For many microfluidic-based devices, there is a need to valve or switch fluids from one flow path to another. Typically, the valving or gating of a liquid in microfluidic-based systems has been exploited using internal actuating components (e.g., piezoelectric, pneumatic, or magnetic-assisted mechanisms). However, such switching modalities require additional fabrication steps to manufacture the device, thereby imposing higher costs and more complexity with respect to integration. There thus is a need for a reliable method and device for valving or switching fluid flow from one path to another. The switching method may advantageously be incorporated into microfluidic-based devices. Similarly, there is a need for a microfluidic switch that can be created with a minimum number of fabrication steps. Moreover, the switch preferably has few, if any, moving components that would add to the complexity of the switch.

SUMMARY OF THE INVENTION

In a first aspect of the invention, a method of switching fluid flow in a microfluidic device includes the steps of providing a rotationally driven substrate having a radially-oriented microchannel disposed in the substrate. The radially-oriented microchannel terminates at a junction point branching into a first outlet channel and a second outlet channel. In one embodiment, the channels are formed as an inverted Y on the substrate. Fluid is provided in communication with the radially-oriented microchannel, for example, by a coupled reservoir or other microchannel. The substrate is then rotated about a central axis in a clockwise direction so as to cause the fluid to flow into the first outlet channel and rotated about the central axis in a counter-clockwise direction so as to cause fluid to flow into the second outlet channel.

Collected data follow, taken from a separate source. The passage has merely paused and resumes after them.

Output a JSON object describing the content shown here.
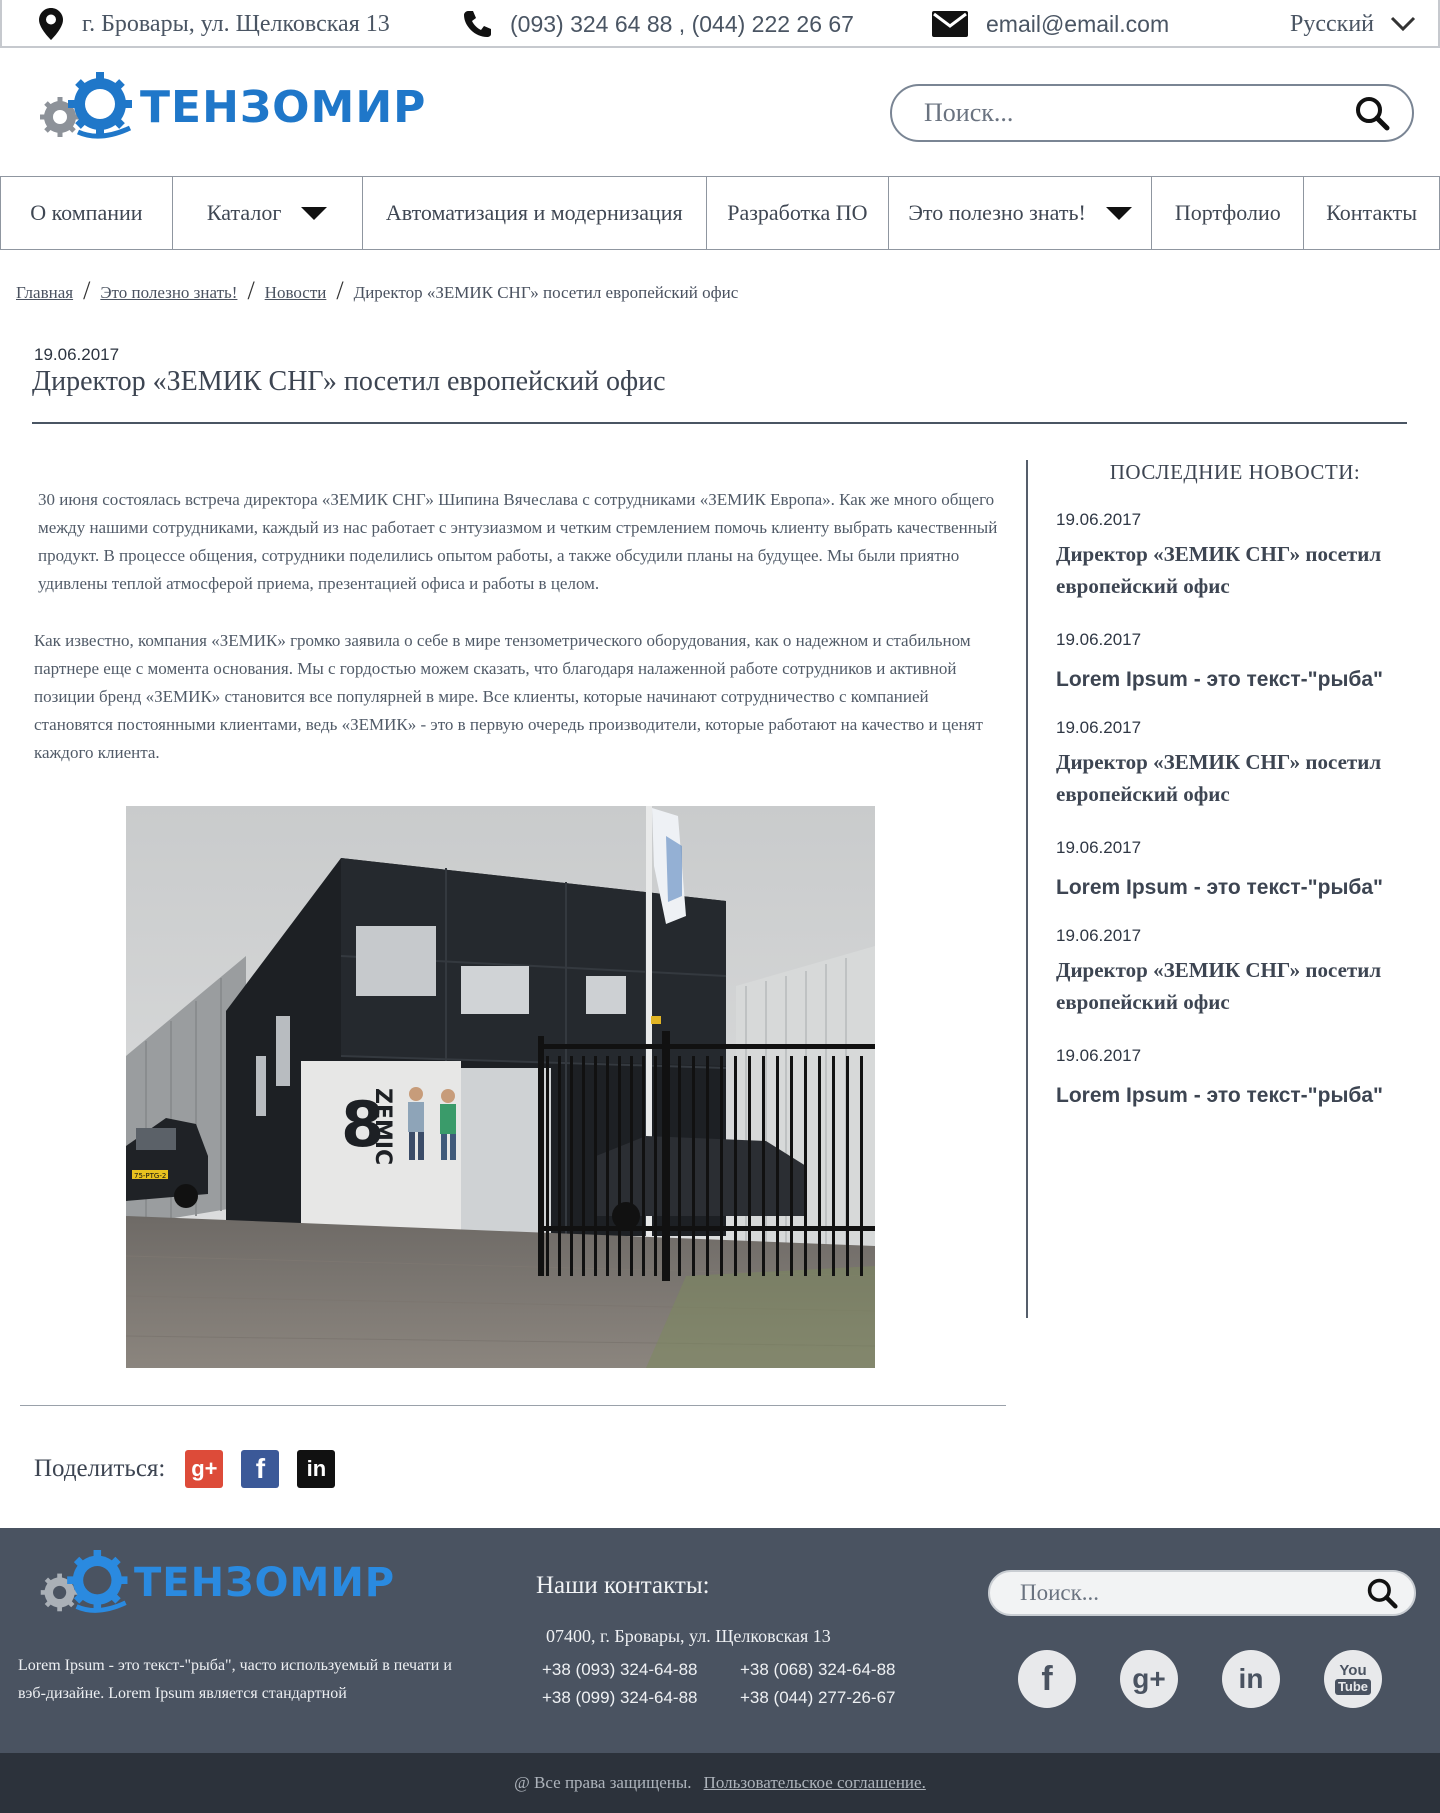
{
  "topbar": {
    "address": "г. Бровары, ул. Щелковская 13",
    "phones": "(093) 324 64 88 , (044) 222 26 67",
    "email": "email@email.com",
    "language": "Русский"
  },
  "header": {
    "logo_text": "ТЕНЗОМИР",
    "search_placeholder": "Поиск..."
  },
  "nav": {
    "items": [
      {
        "label": "О компании"
      },
      {
        "label": "Каталог"
      },
      {
        "label": "Автоматизация и модернизация"
      },
      {
        "label": "Разработка ПО"
      },
      {
        "label": "Это полезно знать!"
      },
      {
        "label": "Портфолио"
      },
      {
        "label": "Контакты"
      }
    ]
  },
  "breadcrumb": {
    "items": [
      "Главная",
      "Это полезно знать!",
      "Новости"
    ],
    "current": "Директор «ЗЕМИК СНГ» посетил европейский офис"
  },
  "article": {
    "date": "19.06.2017",
    "title": "Директор «ЗЕМИК СНГ» посетил европейский офис",
    "paragraph1": "30 июня состоялась встреча директора «ЗЕМИК СНГ» Шипина Вячеслава с сотрудниками «ЗЕМИК Европа». Как же много общего между нашими сотрудниками, каждый из нас работает с энтузиазмом и четким стремлением помочь клиенту выбрать качественный продукт. В процессе общения, сотрудники поделились опытом работы, а также обсудили планы на будущее. Мы были приятно удивлены теплой атмосферой приема, презентацией офиса и работы в целом.",
    "paragraph2": "Как известно, компания «ЗЕМИК» громко заявила о себе в мире тензометрического оборудования, как о надежном и стабильном партнере еще с момента основания. Мы с гордостью можем сказать, что благодаря налаженной работе сотрудников и активной позиции бренд «ЗЕМИК» становится все популярней в мире. Все клиенты, которые начинают сотрудничество с компанией становятся постоянными клиентами, ведь «ЗЕМИК» - это в первую очередь производители, которые работают на качество и ценят каждого клиента.",
    "photo_sign_number": "8",
    "photo_sign_text": "ZEMIC",
    "photo_plate": "75-PTG-2"
  },
  "sidebar": {
    "heading": "ПОСЛЕДНИЕ НОВОСТИ:",
    "news": [
      {
        "date": "19.06.2017",
        "title": "Директор «ЗЕМИК СНГ» посетил европейский офис"
      },
      {
        "date": "19.06.2017",
        "title": "Lorem Ipsum - это текст-\"рыба\""
      },
      {
        "date": "19.06.2017",
        "title": "Директор «ЗЕМИК СНГ» посетил европейский офис"
      },
      {
        "date": "19.06.2017",
        "title": "Lorem Ipsum - это текст-\"рыба\""
      },
      {
        "date": "19.06.2017",
        "title": "Директор «ЗЕМИК СНГ» посетил европейский офис"
      },
      {
        "date": "19.06.2017",
        "title": "Lorem Ipsum - это текст-\"рыба\""
      }
    ]
  },
  "share": {
    "label": "Поделиться:",
    "buttons": [
      {
        "icon": "google-plus-icon",
        "glyph": "g+",
        "color": "#dd4b39"
      },
      {
        "icon": "facebook-icon",
        "glyph": "f",
        "color": "#3b5998"
      },
      {
        "icon": "linkedin-icon",
        "glyph": "in",
        "color": "#111111"
      }
    ]
  },
  "footer": {
    "logo_text": "ТЕНЗОМИР",
    "about": "Lorem Ipsum - это текст-\"рыба\", часто используемый в печати и вэб-дизайне. Lorem Ipsum является стандартной",
    "contacts_heading": "Наши контакты:",
    "address": "07400, г. Бровары, ул. Щелковская 13",
    "phones": [
      "+38 (093) 324-64-88",
      "+38 (068) 324-64-88",
      "+38 (099) 324-64-88",
      "+38 (044) 277-26-67"
    ],
    "search_placeholder": "Поиск...",
    "social": [
      {
        "icon": "facebook-icon",
        "glyph": "f"
      },
      {
        "icon": "google-plus-icon",
        "glyph": "g+"
      },
      {
        "icon": "linkedin-icon",
        "glyph": "in"
      },
      {
        "icon": "youtube-icon",
        "glyph_top": "You",
        "glyph_bottom": "Tube"
      }
    ],
    "copyright": "@ Все права защищены.",
    "agreement": "Пользовательское соглашение."
  },
  "colors": {
    "brand_blue": "#1f77c9",
    "footer_bg": "#4a5361",
    "footer_bottom_bg": "#2c323b"
  }
}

In one aspect of the invention, the rotationally driven substrate is rotated at a relatively low angular frequency, e.g., at or above about 90 rad/second. The rotationally driven substrate may be formed, for example, from a compact disc (CD) that is rotationally driven via a rotatable platen or the like. In still another aspect of the invention, the various channels may be connected to chambers or other channels. For example, the radially-oriented microchannel may terminate at an end opposite the junction into a sample or reservoir chamber. Likewise, the first and second outlet channels may terminate into respective first and second outlet chambers. In still other aspects of the invention, first and second outlet chambers may be coupled directly the junction point.

In still another embodiment, the junction point is formed as a double-layered junction. For example, the double-layered junction may include an upstream microchannel or portion that is vertically offset or elevated from a downstream microchannel or portion. In still another aspect, the upstream microchannel or portion has a cross-sectional area that is less than the cross-sectional area of the downstream microchannel or portion.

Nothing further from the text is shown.